Der größte Feind ist aber das Klima in Kenia. Die Bienenkönigin ist ein evolutionäres Meisterstück, jedes Jahr führt sie ihr Volk aus den extrem trockenen Savannen in die kühlen Wälder am Mount Kenia - ein Ziel, das auch die afrikanischen Elefanten ansteuern. Auch die Elefantenherden sind matriarchalisch geordnet, fliehen vor Dürre und Trockenheit - das älteste Weibchen weist den Weg. Doch das moderne Kenia mit Städten und Straßen erlaubt es den Elefanten nicht mehr, den unmittelbaren Weg zu nehmen, jenen Weg, den sie schon seit Generationen kennen.
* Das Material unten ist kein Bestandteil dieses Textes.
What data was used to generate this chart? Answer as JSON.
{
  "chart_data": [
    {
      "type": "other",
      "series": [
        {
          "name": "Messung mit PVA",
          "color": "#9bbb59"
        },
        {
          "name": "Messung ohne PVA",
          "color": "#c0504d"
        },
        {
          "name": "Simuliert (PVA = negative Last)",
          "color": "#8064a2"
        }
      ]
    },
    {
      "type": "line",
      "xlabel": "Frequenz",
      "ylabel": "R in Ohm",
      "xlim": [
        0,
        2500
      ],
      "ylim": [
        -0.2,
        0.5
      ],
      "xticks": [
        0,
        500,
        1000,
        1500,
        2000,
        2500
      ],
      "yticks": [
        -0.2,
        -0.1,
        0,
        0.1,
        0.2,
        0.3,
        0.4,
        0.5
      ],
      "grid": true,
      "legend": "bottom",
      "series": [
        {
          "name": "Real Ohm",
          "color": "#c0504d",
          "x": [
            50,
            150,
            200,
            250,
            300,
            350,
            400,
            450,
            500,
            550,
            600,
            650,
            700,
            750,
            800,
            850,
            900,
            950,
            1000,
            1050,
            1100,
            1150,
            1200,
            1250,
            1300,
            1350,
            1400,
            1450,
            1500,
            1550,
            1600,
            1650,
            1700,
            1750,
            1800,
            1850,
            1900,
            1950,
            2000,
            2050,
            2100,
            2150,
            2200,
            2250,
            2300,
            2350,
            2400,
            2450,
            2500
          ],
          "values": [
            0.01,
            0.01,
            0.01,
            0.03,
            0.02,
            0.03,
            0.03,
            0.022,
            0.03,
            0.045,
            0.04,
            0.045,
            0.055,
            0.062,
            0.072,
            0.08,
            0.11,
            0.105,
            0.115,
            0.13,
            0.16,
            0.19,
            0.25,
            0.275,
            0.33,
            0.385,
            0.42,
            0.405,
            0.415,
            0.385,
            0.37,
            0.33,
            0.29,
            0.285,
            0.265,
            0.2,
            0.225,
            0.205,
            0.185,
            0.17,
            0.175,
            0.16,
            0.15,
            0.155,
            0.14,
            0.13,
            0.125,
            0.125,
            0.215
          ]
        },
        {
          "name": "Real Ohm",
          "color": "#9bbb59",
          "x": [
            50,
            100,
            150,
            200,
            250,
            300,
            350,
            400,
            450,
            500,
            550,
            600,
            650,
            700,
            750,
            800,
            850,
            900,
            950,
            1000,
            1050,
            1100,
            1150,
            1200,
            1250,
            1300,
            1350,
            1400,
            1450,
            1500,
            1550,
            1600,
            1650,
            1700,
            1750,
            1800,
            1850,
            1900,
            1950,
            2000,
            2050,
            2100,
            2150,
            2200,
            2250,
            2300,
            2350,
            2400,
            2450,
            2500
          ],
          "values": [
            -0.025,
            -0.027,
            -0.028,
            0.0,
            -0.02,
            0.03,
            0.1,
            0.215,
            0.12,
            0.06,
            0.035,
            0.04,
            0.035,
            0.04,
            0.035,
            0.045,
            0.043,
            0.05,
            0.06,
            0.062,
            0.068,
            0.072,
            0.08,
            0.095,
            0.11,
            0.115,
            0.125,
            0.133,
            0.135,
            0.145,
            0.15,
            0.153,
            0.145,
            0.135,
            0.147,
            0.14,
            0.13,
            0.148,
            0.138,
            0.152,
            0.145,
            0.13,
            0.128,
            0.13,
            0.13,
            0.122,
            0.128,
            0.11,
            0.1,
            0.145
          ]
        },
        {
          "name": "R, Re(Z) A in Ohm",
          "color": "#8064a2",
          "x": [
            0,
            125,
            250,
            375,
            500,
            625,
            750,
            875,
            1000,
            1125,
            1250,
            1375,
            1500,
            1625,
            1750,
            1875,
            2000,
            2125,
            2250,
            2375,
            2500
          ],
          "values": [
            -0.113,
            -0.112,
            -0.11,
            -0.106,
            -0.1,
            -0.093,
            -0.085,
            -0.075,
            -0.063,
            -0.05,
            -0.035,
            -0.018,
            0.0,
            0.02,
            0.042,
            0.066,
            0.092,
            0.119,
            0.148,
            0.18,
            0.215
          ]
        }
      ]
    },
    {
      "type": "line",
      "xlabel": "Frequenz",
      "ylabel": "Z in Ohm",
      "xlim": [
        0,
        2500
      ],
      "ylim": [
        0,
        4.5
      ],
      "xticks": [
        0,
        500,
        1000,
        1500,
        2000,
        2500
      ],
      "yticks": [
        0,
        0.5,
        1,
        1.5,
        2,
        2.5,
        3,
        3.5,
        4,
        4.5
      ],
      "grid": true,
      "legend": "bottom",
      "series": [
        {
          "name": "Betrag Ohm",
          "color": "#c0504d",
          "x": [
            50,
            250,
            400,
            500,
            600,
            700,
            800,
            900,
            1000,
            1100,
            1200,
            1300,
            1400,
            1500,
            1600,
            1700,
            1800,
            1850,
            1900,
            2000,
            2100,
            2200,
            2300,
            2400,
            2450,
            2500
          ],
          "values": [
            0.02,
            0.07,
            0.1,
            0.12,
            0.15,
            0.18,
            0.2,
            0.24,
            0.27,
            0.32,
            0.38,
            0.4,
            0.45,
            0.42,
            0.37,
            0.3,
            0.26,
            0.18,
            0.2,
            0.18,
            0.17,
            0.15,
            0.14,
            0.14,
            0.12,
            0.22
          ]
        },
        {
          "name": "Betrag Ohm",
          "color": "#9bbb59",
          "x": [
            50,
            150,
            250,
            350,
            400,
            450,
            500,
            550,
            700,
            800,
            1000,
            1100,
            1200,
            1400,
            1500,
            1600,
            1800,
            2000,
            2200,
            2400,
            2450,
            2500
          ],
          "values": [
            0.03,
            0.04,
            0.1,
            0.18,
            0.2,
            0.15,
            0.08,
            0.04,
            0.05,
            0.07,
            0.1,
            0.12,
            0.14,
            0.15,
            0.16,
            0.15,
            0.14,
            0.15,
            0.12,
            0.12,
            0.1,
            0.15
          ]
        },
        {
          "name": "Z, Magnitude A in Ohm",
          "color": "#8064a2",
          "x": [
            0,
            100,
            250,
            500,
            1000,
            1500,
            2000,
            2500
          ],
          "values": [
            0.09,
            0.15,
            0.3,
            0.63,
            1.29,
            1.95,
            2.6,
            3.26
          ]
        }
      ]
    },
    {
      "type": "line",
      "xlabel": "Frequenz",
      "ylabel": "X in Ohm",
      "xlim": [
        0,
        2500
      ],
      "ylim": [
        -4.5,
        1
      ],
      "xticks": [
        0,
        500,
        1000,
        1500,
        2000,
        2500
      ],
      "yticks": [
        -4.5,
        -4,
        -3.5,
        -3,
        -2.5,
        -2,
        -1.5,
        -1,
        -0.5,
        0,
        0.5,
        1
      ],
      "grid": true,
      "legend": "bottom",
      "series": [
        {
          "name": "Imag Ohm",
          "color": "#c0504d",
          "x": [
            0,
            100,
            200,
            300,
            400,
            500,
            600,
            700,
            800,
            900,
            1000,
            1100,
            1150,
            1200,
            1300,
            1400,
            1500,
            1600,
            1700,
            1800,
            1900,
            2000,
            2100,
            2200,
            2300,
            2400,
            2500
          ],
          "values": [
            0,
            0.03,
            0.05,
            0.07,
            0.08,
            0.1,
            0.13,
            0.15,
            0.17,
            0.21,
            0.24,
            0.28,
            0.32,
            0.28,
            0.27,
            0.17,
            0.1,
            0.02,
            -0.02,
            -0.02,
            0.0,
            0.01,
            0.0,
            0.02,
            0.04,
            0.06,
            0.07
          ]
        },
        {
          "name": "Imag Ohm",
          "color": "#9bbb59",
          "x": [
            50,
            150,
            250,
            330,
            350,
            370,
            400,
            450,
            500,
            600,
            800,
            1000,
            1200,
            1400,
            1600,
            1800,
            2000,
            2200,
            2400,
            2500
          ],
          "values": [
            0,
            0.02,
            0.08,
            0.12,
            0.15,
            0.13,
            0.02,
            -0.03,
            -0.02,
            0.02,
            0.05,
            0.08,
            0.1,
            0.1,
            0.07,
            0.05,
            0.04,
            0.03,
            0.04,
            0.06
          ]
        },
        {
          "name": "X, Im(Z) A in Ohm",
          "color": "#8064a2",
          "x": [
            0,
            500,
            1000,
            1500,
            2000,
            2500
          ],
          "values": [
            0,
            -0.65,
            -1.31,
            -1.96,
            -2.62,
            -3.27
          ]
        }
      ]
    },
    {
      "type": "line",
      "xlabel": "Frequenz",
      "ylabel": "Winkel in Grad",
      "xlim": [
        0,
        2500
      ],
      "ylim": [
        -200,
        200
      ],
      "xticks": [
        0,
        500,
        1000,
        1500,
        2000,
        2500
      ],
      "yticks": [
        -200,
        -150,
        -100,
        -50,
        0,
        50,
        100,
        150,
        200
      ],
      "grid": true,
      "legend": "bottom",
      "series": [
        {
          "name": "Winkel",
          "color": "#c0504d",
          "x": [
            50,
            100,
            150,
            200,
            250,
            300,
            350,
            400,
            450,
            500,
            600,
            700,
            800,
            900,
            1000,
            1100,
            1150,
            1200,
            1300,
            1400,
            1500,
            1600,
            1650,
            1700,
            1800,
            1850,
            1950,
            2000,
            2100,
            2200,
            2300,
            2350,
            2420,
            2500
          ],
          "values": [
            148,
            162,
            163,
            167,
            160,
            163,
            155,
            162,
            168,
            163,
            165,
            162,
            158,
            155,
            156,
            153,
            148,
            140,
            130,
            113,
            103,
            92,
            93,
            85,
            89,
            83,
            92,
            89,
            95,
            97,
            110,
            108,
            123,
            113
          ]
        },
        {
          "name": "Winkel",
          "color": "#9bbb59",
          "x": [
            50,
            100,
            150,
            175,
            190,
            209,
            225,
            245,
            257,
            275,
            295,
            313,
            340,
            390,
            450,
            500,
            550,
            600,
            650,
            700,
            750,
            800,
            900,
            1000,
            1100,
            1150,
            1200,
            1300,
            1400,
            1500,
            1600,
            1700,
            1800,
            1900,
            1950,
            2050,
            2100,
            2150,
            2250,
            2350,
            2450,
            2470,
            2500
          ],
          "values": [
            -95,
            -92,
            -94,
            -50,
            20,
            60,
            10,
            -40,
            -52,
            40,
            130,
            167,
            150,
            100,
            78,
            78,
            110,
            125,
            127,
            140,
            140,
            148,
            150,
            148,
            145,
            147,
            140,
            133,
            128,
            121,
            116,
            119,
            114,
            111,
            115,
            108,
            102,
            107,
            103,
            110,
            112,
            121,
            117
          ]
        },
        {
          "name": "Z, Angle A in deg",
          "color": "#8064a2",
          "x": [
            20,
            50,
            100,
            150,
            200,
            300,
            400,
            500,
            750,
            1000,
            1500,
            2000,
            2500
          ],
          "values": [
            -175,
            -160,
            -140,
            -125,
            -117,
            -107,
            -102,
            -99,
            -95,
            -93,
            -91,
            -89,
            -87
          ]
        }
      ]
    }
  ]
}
Die BBC-Produktion zeigt in faszinierenden Bildern, wie sich die Wege von Elefanten und Bienen auf der Flucht in die rettenden Wälder kreuzen. Wie die Turkana den Bienen den Honig mit Einsatz von Feuer abjagen. Andererseits nutzen kenianische Bauern in einer beispiellosen Symbiose von Tier und Mensch die aggressiven Eigenschaften der Bienen, um ihre Felder gegen plündernde Elefantenherden zu schützen. Spektakuläre Aufnahmen der flugakrobatischen Einlagen des Erzfeindes der Bienen, des Bienenfressers, wechseln mit Einblicken in das soziale Gefüge des Bienenvolks in ihrem Stock.

Schon der Kampf der Königinnen um die Regentschaft macht klar: Wer hier siegt, regiert mit einem Ziel: zu überleben, zu brüten und die Existenz des Volkes zu sichern. Um das zu erreichen, benötigt die Königin jede Menge Honig. Zum Schutz des Goldes der Savanne befehligt sie eine königliche Armee aus furchtlosen Wächtern und selbstlosen Arbeiterbienen, die bei Bedrohung eine Aggressivität an den Tag legen, die von europäischen Bienenarten unbekannt ist. Die Dokumentation zeigt auf eindrucksvolle Weise: Die afrikanischen Bienen sind die wahren Herrscher der Savanne.